Muhammad Yusufsyah, Kepala Bidang Kewaspadaan Nasional Kesbangpol Kutim menyatakan, indeks yang dirancang tak hanya berfungsi sebagai alarm sosial, tapi juga akan menjadi dasar penetapan target kerja pemerintah daerah, serta alat ukur bagi evaluasi kinerja lintas sektor.

“Kami akan gunakan ini untuk identifikasi daerah rawan secara spasial. Jadi bukan cuma tahu wilayah mana yang rawan, tapi juga kenapa dan bagaimana harus meresponsnya,” ujar Yusufsyah.

Dua narasumber utama, Dadang Lesmana dan Bagus Rai Wibowo, turut memaparkan kerangka teori dan implementasi praktis dari dokumen ini. Dalam sesi mereka, ditegaskan bahwa indikator sosial- sekalipun berbasis angka- tidak bisa dibaca secara kering dan parsial.

“Indikator bisa menunjukkan gejala, tapi tak boleh ditafsirkan setengah. Harus dilihat dengan kacamata sosial-politik yang jernih,” kata Bagus.

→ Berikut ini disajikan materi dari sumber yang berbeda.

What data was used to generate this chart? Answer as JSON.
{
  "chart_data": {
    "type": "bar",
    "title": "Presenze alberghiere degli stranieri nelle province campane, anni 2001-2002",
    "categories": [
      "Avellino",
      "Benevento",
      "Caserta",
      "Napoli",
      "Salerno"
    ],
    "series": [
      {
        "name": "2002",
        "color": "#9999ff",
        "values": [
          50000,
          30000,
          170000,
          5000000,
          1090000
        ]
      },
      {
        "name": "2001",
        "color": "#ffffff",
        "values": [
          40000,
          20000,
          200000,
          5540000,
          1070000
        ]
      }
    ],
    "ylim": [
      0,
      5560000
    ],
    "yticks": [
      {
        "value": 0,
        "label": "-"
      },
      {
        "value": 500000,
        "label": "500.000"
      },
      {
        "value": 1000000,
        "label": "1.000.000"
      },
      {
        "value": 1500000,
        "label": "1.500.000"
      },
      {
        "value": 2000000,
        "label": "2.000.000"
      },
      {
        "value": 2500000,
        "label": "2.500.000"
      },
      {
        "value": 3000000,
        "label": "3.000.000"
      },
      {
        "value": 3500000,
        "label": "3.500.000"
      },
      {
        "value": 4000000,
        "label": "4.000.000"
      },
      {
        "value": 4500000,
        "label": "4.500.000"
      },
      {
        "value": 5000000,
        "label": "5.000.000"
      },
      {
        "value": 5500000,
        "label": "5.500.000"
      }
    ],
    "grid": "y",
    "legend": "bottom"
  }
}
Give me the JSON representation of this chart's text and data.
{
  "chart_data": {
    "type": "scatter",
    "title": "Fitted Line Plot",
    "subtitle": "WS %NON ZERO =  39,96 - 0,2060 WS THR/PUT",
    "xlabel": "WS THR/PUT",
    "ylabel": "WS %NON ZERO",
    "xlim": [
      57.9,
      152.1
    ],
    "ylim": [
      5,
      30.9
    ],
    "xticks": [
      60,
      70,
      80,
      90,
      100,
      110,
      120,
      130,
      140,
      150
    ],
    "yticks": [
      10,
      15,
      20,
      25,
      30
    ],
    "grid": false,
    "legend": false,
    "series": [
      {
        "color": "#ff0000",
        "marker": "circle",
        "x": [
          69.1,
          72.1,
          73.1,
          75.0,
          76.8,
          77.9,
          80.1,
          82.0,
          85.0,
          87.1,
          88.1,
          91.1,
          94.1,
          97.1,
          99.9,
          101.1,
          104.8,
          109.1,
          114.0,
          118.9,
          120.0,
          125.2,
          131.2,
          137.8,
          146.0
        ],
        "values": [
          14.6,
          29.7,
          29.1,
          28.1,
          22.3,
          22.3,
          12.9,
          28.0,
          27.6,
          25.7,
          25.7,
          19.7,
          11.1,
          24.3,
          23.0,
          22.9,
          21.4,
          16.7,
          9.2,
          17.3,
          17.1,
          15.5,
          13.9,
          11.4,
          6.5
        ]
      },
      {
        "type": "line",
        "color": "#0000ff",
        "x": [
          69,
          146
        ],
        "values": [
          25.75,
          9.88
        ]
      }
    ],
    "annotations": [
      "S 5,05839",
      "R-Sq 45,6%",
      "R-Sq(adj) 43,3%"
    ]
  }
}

Namun yang menarik perhatian muncul bukan dari tabel atau grafik. Dalam sesi diskusi terbuka, Forum Kewaspadaan Dini Masyarakat (FKDM) menyuarakan kekhawatiran yang tak banyak disentuh dalam laporan formal: kerawanan ideologi. Meraka menekankan pentingnya menyertakan variabel ideologis dalam pemetaan konflik, bukan hanya karena munculnya kelompok radikal kanan-kiri, tapi juga karena ruang digital dan sosial hari ini sangat rentan disusupi narasi anti-kebangsaan.

Hadir dalam seminar tersebut berbagai perwakilan lintas sektor: dari TNI dan Polri, Bappeda, Satpol PP, hingga tokoh-tokoh dari FKUB, FPK, dan FKDM. Dukungan lintas lembaga ini diharapkan menjadi awal dari pembentukan strategi kolaboratif pencegahan konflik.

Namun demikian, masih terdapat jarak antara “kajian” dan “aksi”. Beberapa peserta menyoroti perlunya tindak lanjut yang lebih konkret pasca penyusunan indeks, misalnya pelibatan aktif aparatur desa, Babinsa, dan tokoh lokal dalam pemantauan real-time potensi konflik.

“Kita sudah punya peta, tapi jangan lupa kita juga butuh kaki yang jalan,” ucap seorang peserta dari unsur keamanan.

Acara yang berlangsung sejak pukul 09.30 hingga 12.00 WITA itu ditutup dengan kesepakatan untuk membawa hasil kajian ini ke tataran kebijakan. Kesbangpol menyatakan akan terus memperbaiki dan menyempurnakan dokumen, serta mendorong penggunaannya di lintas sektor pemerintahan daerah.

Bagi sebagian pihak, acara ini mungkin sekadar bagian dari rutinitas birokrasi. Tapi di tengah gempuran konflik global, migrasi ideologi, dan makin lebarnya jurang ekonomi, indeks kerawanan sosial berbasis data bisa menjadi benteng awal menjaga stabilitas lokal.

“Menjaga ketertiban hari ini tidak bisa hanya mengandalkan aparat. Kita harus tahu akar, peta, dan narasinya. Dan itulah yang sedang kita bangun,” kata Tedjo menutup acara.